49 people died after shots rang out at two mosques in the city of Christchurch.
Thousands of miles away from that tragedy, Knoxville's Muslim community feels the pain of that loss.
"When one part of the community hurts, the whole community hurts," said Amira Hamed, who helps run both Muslim and interfaith youth groups in Knoxville. "We all feel it. But what's happening is we're noticing that our brothers and sisters in other faiths, the same thing is happening to them."
Hamed said the Islamic community is a peaceful one, and she's sick of her culture, and others, being targeted.
"Innocence is innocence. Humanity is humanity," she said. "We live on this planet together. When is it going to stop?"
It starts with knowing your neighbors. That's according to Moira Connelly with the Allies of Knoxville's Immigrant Neighbors.
"We want to work together to make this a better place for everybody, and we have much, much more in common than we have in differences," she said.
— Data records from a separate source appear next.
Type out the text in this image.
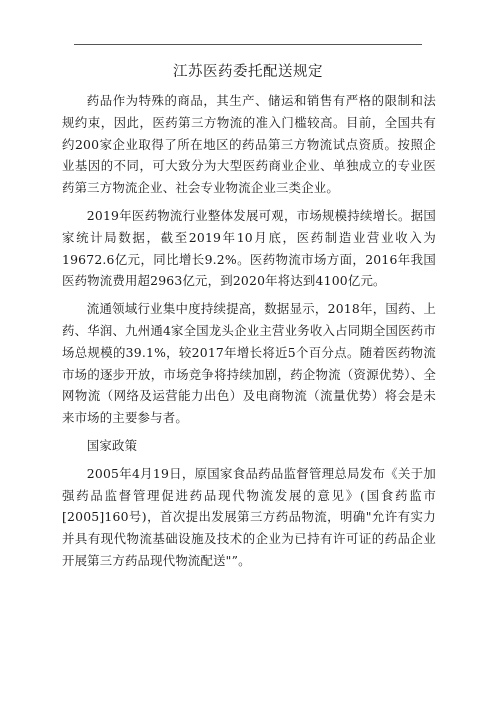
江苏医药委托配送规定

药品作为特殊的商品，其生产、储运和销售有严格的限制和法规约束，因此，医药第三方物流的准入门槛较高。目前，全国共有约200家企业取得了所在地区的药品第三方物流试点资质。按照企业基因的不同，可大致分为大型医药商业企业、单独成立的专业医药第三方物流企业、社会专业物流企业三类企业。

2019年医药物流行业整体发展可观，市场规模持续增长。据国家统计局数据，截至2019年10月底，医药制造业营业收入为19672.6亿元，同比增长9.2%。医药物流市场方面，2016年我国医药物流费用超2963亿元，到2020年将达到4100亿元。

流通领域行业集中度持续提高，数据显示，2018年，国药、上药、华润、九州通4家全国龙头企业主营业务收入占同期全国医药市场总规模的39.1%，较2017年增长将近5个百分点。随着医药物流市场的逐步开放，市场竞争将持续加剧，药企物流（资源优势）、全网物流（网络及运营能力出色）及电商物流（流量优势）将会是未来市场的主要参与者。

国家政策

2005年4月19日，原国家食品药品监督管理总局发布《关于加强药品监督管理促进药品现代物流发展的意见》(国食药监市[2005]160号)，首次提出发展第三方药品物流，明确"允许有实力并具有现代物流基础设施及技术的企业为已持有许可证的药品企业开展第三方药品现代物流配送"”。
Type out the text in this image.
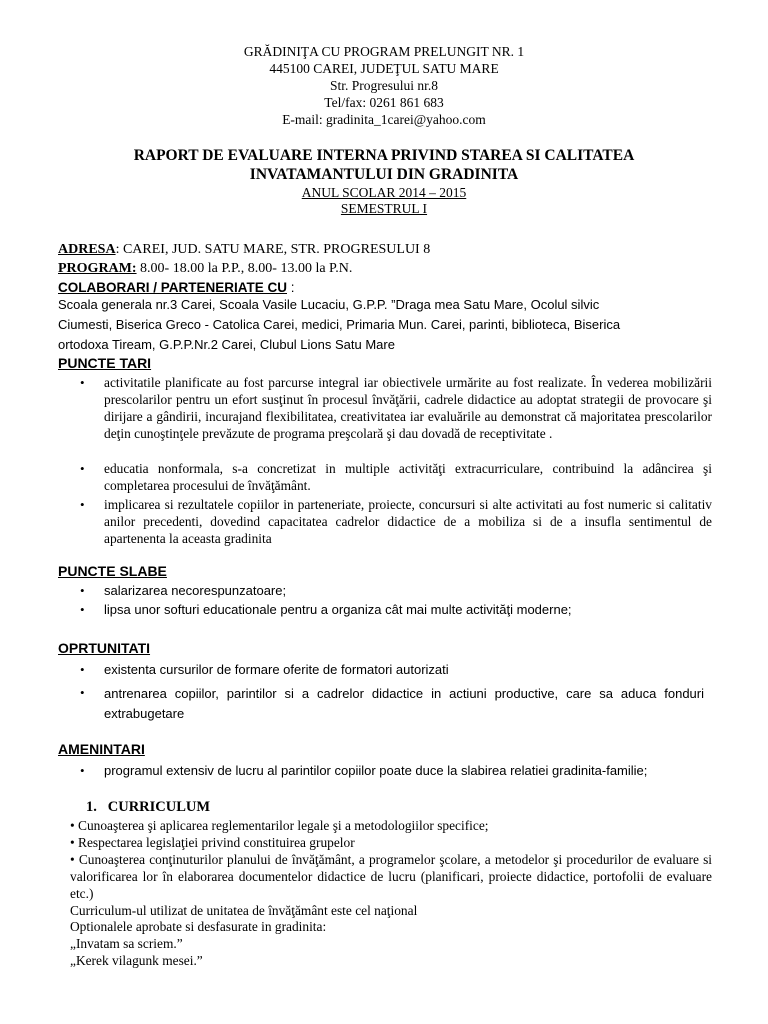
GRĂDINIŢA CU PROGRAM PRELUNGIT NR. 1
445100 CAREI, JUDEŢUL SATU MARE
Str. Progresului nr.8
Tel/fax: 0261 861 683
E-mail: gradinita_1carei@yahoo.com
RAPORT DE EVALUARE INTERNA PRIVIND STAREA SI CALITATEA
INVATAMANTULUI DIN GRADINITA
ANUL SCOLAR 2014 – 2015
SEMESTRUL I
ADRESA: CAREI, JUD. SATU MARE, STR. PROGRESULUI 8
PROGRAM: 8.00- 18.00 la P.P., 8.00- 13.00 la P.N.
COLABORARI / PARTENERIATE CU :
Scoala generala nr.3 Carei, Scoala Vasile Lucaciu, G.P.P. ”Draga mea Satu Mare, Ocolul silvic
Ciumesti, Biserica Greco - Catolica Carei, medici, Primaria Mun. Carei, parinti, biblioteca, Biserica
ortodoxa Tiream, G.P.P.Nr.2 Carei, Clubul Lions Satu Mare
PUNCTE TARI
• activitatile planificate au fost parcurse integral iar obiectivele urmărite au fost realizate. În vederea mobilizării prescolarilor pentru un efort susţinut în procesul învăţării, cadrele didactice au adoptat strategii de provocare şi dirijare a gândirii, incurajand flexibilitatea, creativitatea iar evaluările au demonstrat că majoritatea prescolarilor deţin cunoştinţele prevăzute de programa preşcolară şi dau dovadă de receptivitate .
• educatia nonformala, s-a concretizat in multiple activităţi extracurriculare, contribuind la adâncirea şi completarea procesului de învăţământ.
• implicarea si rezultatele copiilor in parteneriate, proiecte, concursuri si alte activitati au fost numeric si calitativ anilor precedenti, dovedind capacitatea cadrelor didactice de a mobiliza si de a insufla sentimentul de apartenenta la aceasta gradinita
PUNCTE SLABE
• salarizarea necorespunzatoare;
• lipsa unor softuri educationale pentru a organiza cât mai multe activităţi moderne;
OPRTUNITATI
• existenta cursurilor de formare oferite de formatori autorizati
• antrenarea copiilor, parintilor si a cadrelor didactice in actiuni productive, care sa aduca fonduri extrabugetare
AMENINTARI
• programul extensiv de lucru al parintilor copiilor poate duce la slabirea relatiei gradinita-familie;
1. CURRICULUM
• Cunoaşterea şi aplicarea reglementarilor legale şi a metodologiilor specifice;
• Respectarea legislaţiei privind constituirea grupelor
• Cunoaşterea conţinuturilor planului de învăţământ, a programelor şcolare, a metodelor şi procedurilor de evaluare si valorificarea lor în elaborarea documentelor didactice de lucru (planificari, proiecte didactice, portofolii de evaluare etc.)
Curriculum-ul utilizat de unitatea de învăţământ este cel naţional
Optionalele aprobate si desfasurate in gradinita:
„Invatam sa scriem.”
„Kerek vilagunk mesei.”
According to the TBI, 12 hate crimes were reported in Knox County in 2017 by the Knoxville Police Department and the Knox County Sheriff's Office.
Those reported crimes targeted African-American, Hispanic and LGBTQ individuals.
"We're living on this planet together, and yes there are differences between us, but at the core our values are the same," said Hamed.
She said change starts with children, who she worries will grow up only seeing hate across the world.
"The youth deserve to grow up in a world better than this, and we are better than this. And we can do it. And we will. It won't always be like this," said Hamed.
The Muslim community of Knoxville is doing a special reading of the Quran in memory of the victims in New Zealand.
They thank their neighbors in Knoxville for the support they've shown.